Il 26 ottobre 1944 l’EIAR cambiò denominazione in RAI (Radio Audizioni Italia).
Nel 1950 dal 1° ottobre iniziarono le trasmissioni del Terzo programma radiofonico della RAI, con deciso indirizzo culturale. In Francia, venne eseguita la prima trasmissione pubblica di radiostereofonia.
Nel 1953 vennero pubblicate in Italia le Norme per la redazione di un testo radiofonico, ufficialmente anonime ma scritte in realtà da Carlo Emilio Gadda, redattore del Terzo Programma radiofonico oltre che esimio scrittore.
Nel 1965 venne avviata la trasmissione Bandiera gialla, rassegna di successi discografici condotta da Gianni Boncompagni e Renzo Arbore.
Nel 1967, L’Approdo, Settimanale di lettere e arti, compì mille puntate: fu il primo rotocalco letterario radiofonico.
Microfoni aperti agli ascoltatori: nel 1969 fu questa la formula innovativa della trasmissione “Chiamate Roma 3131”. L’anno dopo, cominciò la fortunatissima Alto gradimento, condotta, cinque giorni alla settimana, da Renzo Arbore e Gianni Boncompagni.
Nel 1986 l’emittente radiotelevisiva lombarda Rtl 102,5 acquisisce la medesima frequenza in tutto il territorio nazionale. Nello stesso anno, l’Unione Europea di Radiodiffusione orienta ricercatori, industrie, enti e governi verso la radiodiffusione numerica.
La prima indagine ufficiale Audiradio sull’ascolto radiofonico in Italia viene svolta nel 1989. Radio Maria è la più diffusa delle 450 radio cattoliche italiane.

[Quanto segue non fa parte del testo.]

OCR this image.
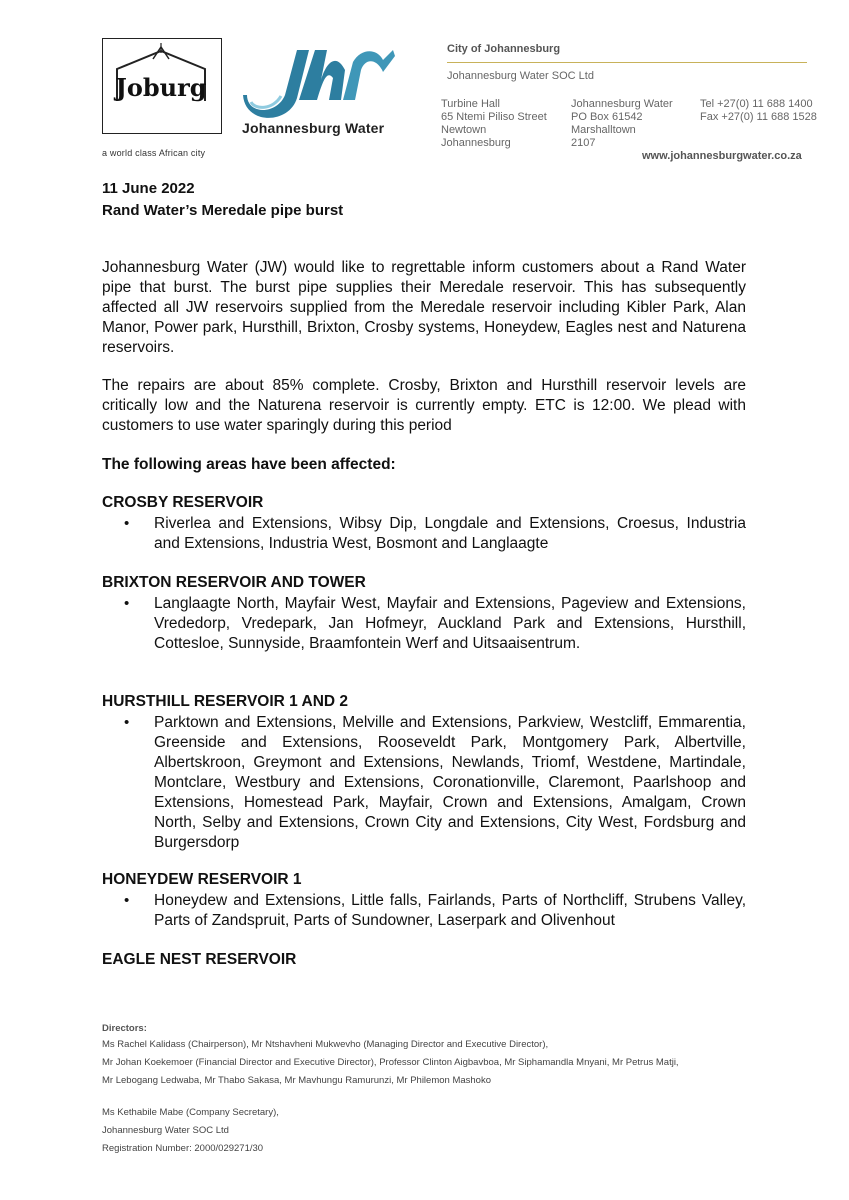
Joburg
a world class African city
Johannesburg Water
City of Johannesburg
Johannesburg Water SOC Ltd
Turbine Hall
65 Ntemi Piliso Street
Newtown
Johannesburg
Johannesburg Water
PO Box 61542
Marshalltown
2107
Tel +27(0) 11 688 1400
Fax +27(0) 11 688 1528
www.johannesburgwater.co.za
11 June 2022
Rand Water’s Meredale pipe burst
Johannesburg Water (JW) would like to regrettable inform customers about a Rand Water pipe that burst. The burst pipe supplies their Meredale reservoir. This has subsequently affected all JW reservoirs supplied from the Meredale reservoir including Kibler Park, Alan Manor, Power park, Hursthill, Brixton, Crosby systems, Honeydew, Eagles nest and Naturena reservoirs.
The repairs are about 85% complete. Crosby, Brixton and Hursthill reservoir levels are critically low and the Naturena reservoir is currently empty. ETC is 12:00. We plead with customers to use water sparingly during this period
The following areas have been affected:
CROSBY RESERVOIR
• Riverlea and Extensions, Wibsy Dip, Longdale and Extensions, Croesus, Industria and Extensions, Industria West, Bosmont and Langlaagte
BRIXTON RESERVOIR AND TOWER
• Langlaagte North, Mayfair West, Mayfair and Extensions, Pageview and Extensions, Vrededorp, Vredepark, Jan Hofmeyr, Auckland Park and Extensions, Hursthill, Cottesloe, Sunnyside, Braamfontein Werf and Uitsaaisentrum.
HURSTHILL RESERVOIR 1 AND 2
• Parktown and Extensions, Melville and Extensions, Parkview, Westcliff, Emmarentia, Greenside and Extensions, Rooseveldt Park, Montgomery Park, Albertville, Albertskroon, Greymont and Extensions, Newlands, Triomf, Westdene, Martindale, Montclare, Westbury and Extensions, Coronationville, Claremont, Paarlshoop and Extensions, Homestead Park, Mayfair, Crown and Extensions, Amalgam, Crown North, Selby and Extensions, Crown City and Extensions, City West, Fordsburg and Burgersdorp
HONEYDEW RESERVOIR 1
• Honeydew and Extensions, Little falls, Fairlands, Parts of Northcliff, Strubens Valley, Parts of Zandspruit, Parts of Sundowner, Laserpark and Olivenhout
EAGLE NEST RESERVOIR
Directors:
Ms Rachel Kalidass (Chairperson), Mr Ntshavheni Mukwevho (Managing Director and Executive Director),
Mr Johan Koekemoer (Financial Director and Executive Director), Professor Clinton Aigbavboa, Mr Siphamandla Mnyani, Mr Petrus Matji,
Mr Lebogang Ledwaba, Mr Thabo Sakasa, Mr Mavhungu Ramurunzi, Mr Philemon Mashoko
Ms Kethabile Mabe (Company Secretary),
Johannesburg Water SOC Ltd
Registration Number: 2000/029271/30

Nel 1995 si ha l’introduzione a livello pubblico del DAB terrestre e la diffusione di ricevitori multibanda, tarati sia per la ricezione tradizionale che per quella digitale.
Nel 1996 si sperimenta la comunicazione digitale in alcune emittenti private.
Nel futuro si prevede che, dopo la FM, il DAB sostituirà a lunghissimo termine, anche le altre bande in modulazione di ampiezza.